Bogusław Zmudziński, PhD
Bogusław Zmudziński, lecturer at the Faculty of Humanities at the AGH – University of Science and Technology (AGH – Akademia Górniczo-Hutnicza) in Kraków. Author and editor of numerous publications on original film, including a series of monographs on outstanding European filmmakers, among others: Wim Wenders, Werner Herzog, Roman Polański, Ingmar Bergman, Siergiej Paradżanow, Andriej Tarkowski, Michelangelo Antonioni. For many years he has been conducting research on original animated film, in particular on the artistic output of the Czech surrealist, Jan Švankmajer. Founder and – since its creation – Artistic Director of the International Film Festival Etiuda&Anima, dedicated to the works of students of film and art schools from around the world and to original and artistic animation. One of the initiators and co-organizers of International Animated Film Workshop, held in Kraków since 1996. Originator and organizer of the 2010 global poll to choose the top 50 artistic animations created in the halfcentury of the existence of Association Internationale du Film d’Animation (ASIFA). Member of ASIFA and the Polish Filmmakers Association.

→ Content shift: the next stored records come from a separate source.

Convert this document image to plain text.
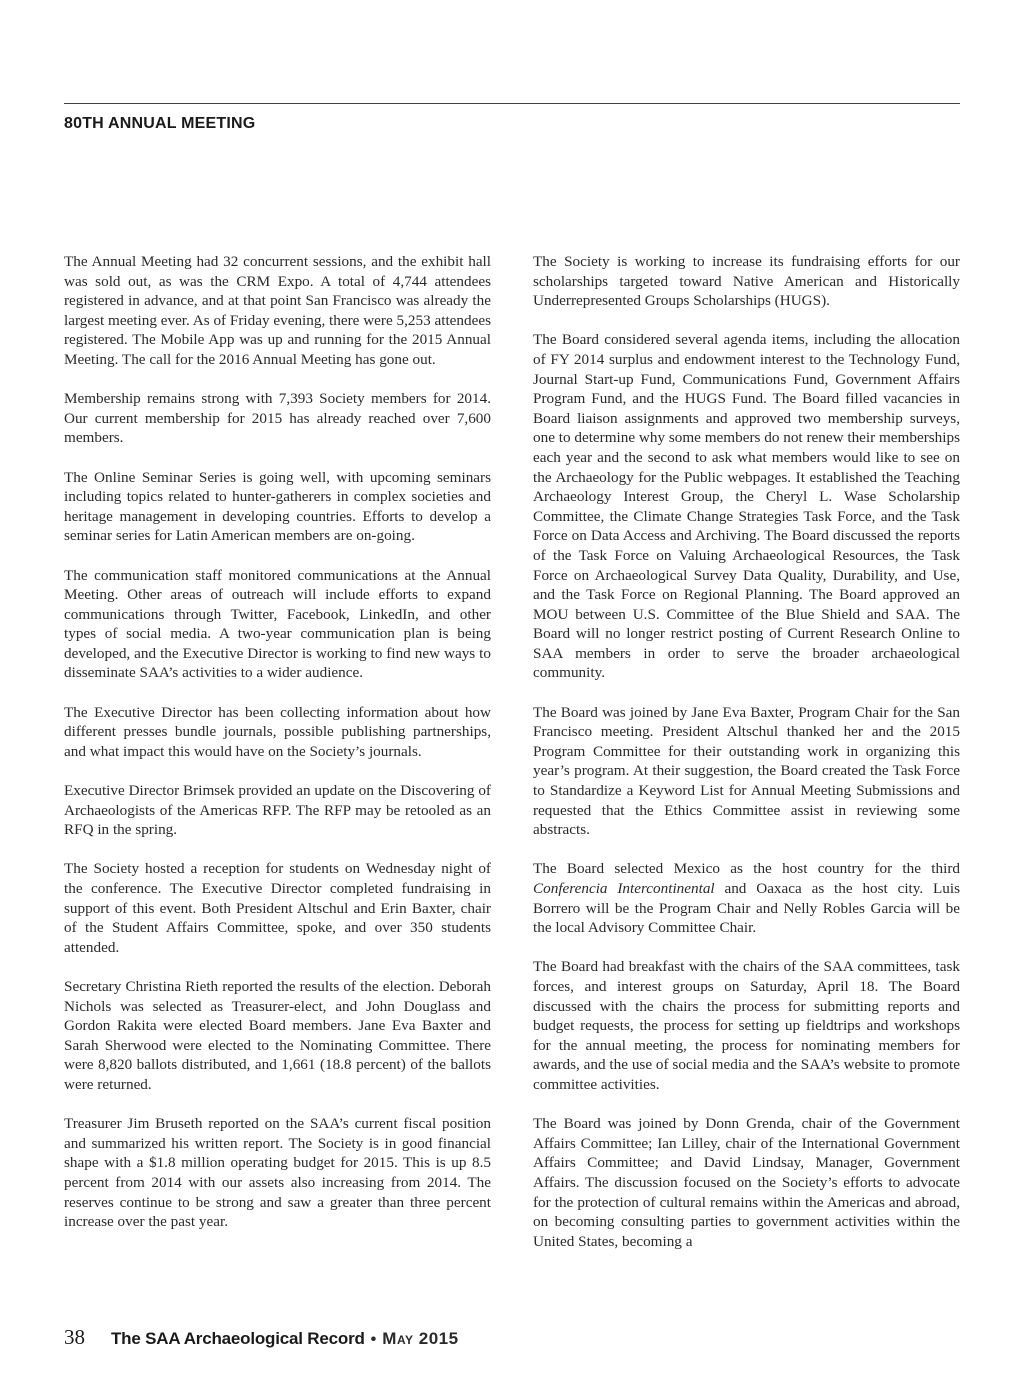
80TH ANNUAL MEETING

The Annual Meeting had 32 concurrent sessions, and the exhibit hall was sold out, as was the CRM Expo. A total of 4,744 attendees registered in advance, and at that point San Francisco was already the largest meeting ever. As of Friday evening, there were 5,253 attendees registered. The Mobile App was up and running for the 2015 Annual Meeting. The call for the 2016 Annual Meeting has gone out.

Membership remains strong with 7,393 Society members for 2014. Our current membership for 2015 has already reached over 7,600 members.

The Online Seminar Series is going well, with upcoming seminars including topics related to hunter-gatherers in complex societies and heritage management in developing countries. Efforts to develop a seminar series for Latin American members are on-going.

The communication staff monitored communications at the Annual Meeting. Other areas of outreach will include efforts to expand communications through Twitter, Facebook, LinkedIn, and other types of social media. A two-year communication plan is being developed, and the Executive Director is working to find new ways to disseminate SAA’s activities to a wider audience.

The Executive Director has been collecting information about how different presses bundle journals, possible publishing partnerships, and what impact this would have on the Society’s journals.

Executive Director Brimsek provided an update on the Discovering of Archaeologists of the Americas RFP. The RFP may be retooled as an RFQ in the spring.

The Society hosted a reception for students on Wednesday night of the conference. The Executive Director completed fundraising in support of this event. Both President Altschul and Erin Baxter, chair of the Student Affairs Committee, spoke, and over 350 students attended.

Secretary Christina Rieth reported the results of the election. Deborah Nichols was selected as Treasurer-elect, and John Douglass and Gordon Rakita were elected Board members. Jane Eva Baxter and Sarah Sherwood were elected to the Nominating Committee. There were 8,820 ballots distributed, and 1,661 (18.8 percent) of the ballots were returned.

Treasurer Jim Bruseth reported on the SAA’s current fiscal position and summarized his written report. The Society is in good financial shape with a $1.8 million operating budget for 2015. This is up 8.5 percent from 2014 with our assets also increasing from 2014. The reserves continue to be strong and saw a greater than three percent increase over the past year.

The Society is working to increase its fundraising efforts for our scholarships targeted toward Native American and Historically Underrepresented Groups Scholarships (HUGS).

The Board considered several agenda items, including the allocation of FY 2014 surplus and endowment interest to the Technology Fund, Journal Start-up Fund, Communications Fund, Government Affairs Program Fund, and the HUGS Fund. The Board filled vacancies in Board liaison assignments and approved two membership surveys, one to determine why some members do not renew their memberships each year and the second to ask what members would like to see on the Archaeology for the Public webpages. It established the Teaching Archaeology Interest Group, the Cheryl L. Wase Scholarship Committee, the Climate Change Strategies Task Force, and the Task Force on Data Access and Archiving. The Board discussed the reports of the Task Force on Valuing Archaeological Resources, the Task Force on Archaeological Survey Data Quality, Durability, and Use, and the Task Force on Regional Planning. The Board approved an MOU between U.S. Committee of the Blue Shield and SAA. The Board will no longer restrict posting of Current Research Online to SAA members in order to serve the broader archaeological community.

The Board was joined by Jane Eva Baxter, Program Chair for the San Francisco meeting. President Altschul thanked her and the 2015 Program Committee for their outstanding work in organizing this year’s program. At their suggestion, the Board created the Task Force to Standardize a Keyword List for Annual Meeting Submissions and requested that the Ethics Committee assist in reviewing some abstracts.

The Board selected Mexico as the host country for the third Conferencia Intercontinental and Oaxaca as the host city. Luis Borrero will be the Program Chair and Nelly Robles Garcia will be the local Advisory Committee Chair.

The Board had breakfast with the chairs of the SAA committees, task forces, and interest groups on Saturday, April 18. The Board discussed with the chairs the process for submitting reports and budget requests, the process for setting up fieldtrips and workshops for the annual meeting, the process for nominating members for awards, and the use of social media and the SAA’s website to promote committee activities.

The Board was joined by Donn Grenda, chair of the Government Affairs Committee; Ian Lilley, chair of the International Government Affairs Committee; and David Lindsay, Manager, Government Affairs. The discussion focused on the Society’s efforts to advocate for the protection of cultural remains within the Americas and abroad, on becoming consulting parties to government activities within the United States, becoming a

38 The SAA Archaeological Record • May 2015
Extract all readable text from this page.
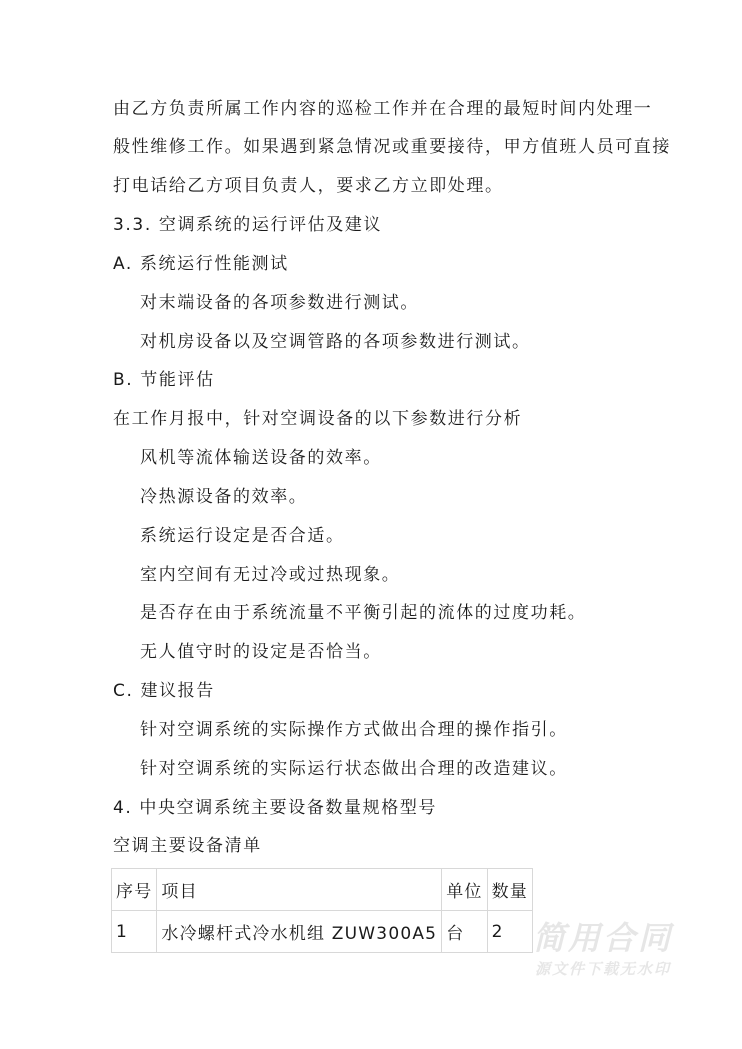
由乙方负责所属工作内容的巡检工作并在合理的最短时间内处理一
般性维修工作。如果遇到紧急情况或重要接待，甲方值班人员可直接
打电话给乙方项目负责人，要求乙方立即处理。
3.3. 空调系统的运行评估及建议
A. 系统运行性能测试
对末端设备的各项参数进行测试。
对机房设备以及空调管路的各项参数进行测试。
B. 节能评估
在工作月报中，针对空调设备的以下参数进行分析
风机等流体输送设备的效率。
冷热源设备的效率。
系统运行设定是否合适。
室内空间有无过冷或过热现象。
是否存在由于系统流量不平衡引起的流体的过度功耗。
无人值守时的设定是否恰当。
C. 建议报告
针对空调系统的实际操作方式做出合理的操作指引。
针对空调系统的实际运行状态做出合理的改造建议。
4. 中央空调系统主要设备数量规格型号
空调主要设备清单
序号	项目	单位	数量
1	水冷螺杆式冷水机组 ZUW300A5	台	2 简用合同
源文件下载无水印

About the publishing house
The AGH University of Science and Technology Press was established in the early 50s of the XX century. The scope of activities of the Publishers includes publishing of scripts and academic textbooks, scientific periodicals and aperiodic dissertations and monographs. Currently about 60 books and 13 scientific journals with a total circulation of about 20,000 copies are being published every year. AGH journals appear in two formats: traditional (paper) and electronic. The latter is created through OJS system (Open Journal Systems) implemented in 2013 – software allowing to manage the publishing process via a website and enabling common (open) access to previously published articles. A tool improving identification of scientific publications available in the digital environment is also the DOI number (Digital Object Identifier) – since 2012 all AGH journals, as well as various single articles published in those journals, are accompanied by an individual number registered in the CrossRef database. The published items are recognized on the specialist book market for their high substantive and editorial level. Their recipients are mainly scientists, specialists in various fields of industry and students of majors and specializations conducted by the AGH University. AGH Publishers systematically participate in Wroclaw Scientific Book Fair, Scientific Book Fair in Krakow, Academic and Scientific Book Fair ACADEMIA in Warsaw, Poznan not only Scientific Book Days, as well as exhibitions (London Exhibition of Polish Scientific Books in 2010, Paris Exhibition of Polish Scientific Books in 2011, Munich Exhibition of Polish Scientific Books in 2012). Many of our publications had been awarded or distinguished during competitions accompanying those fairs.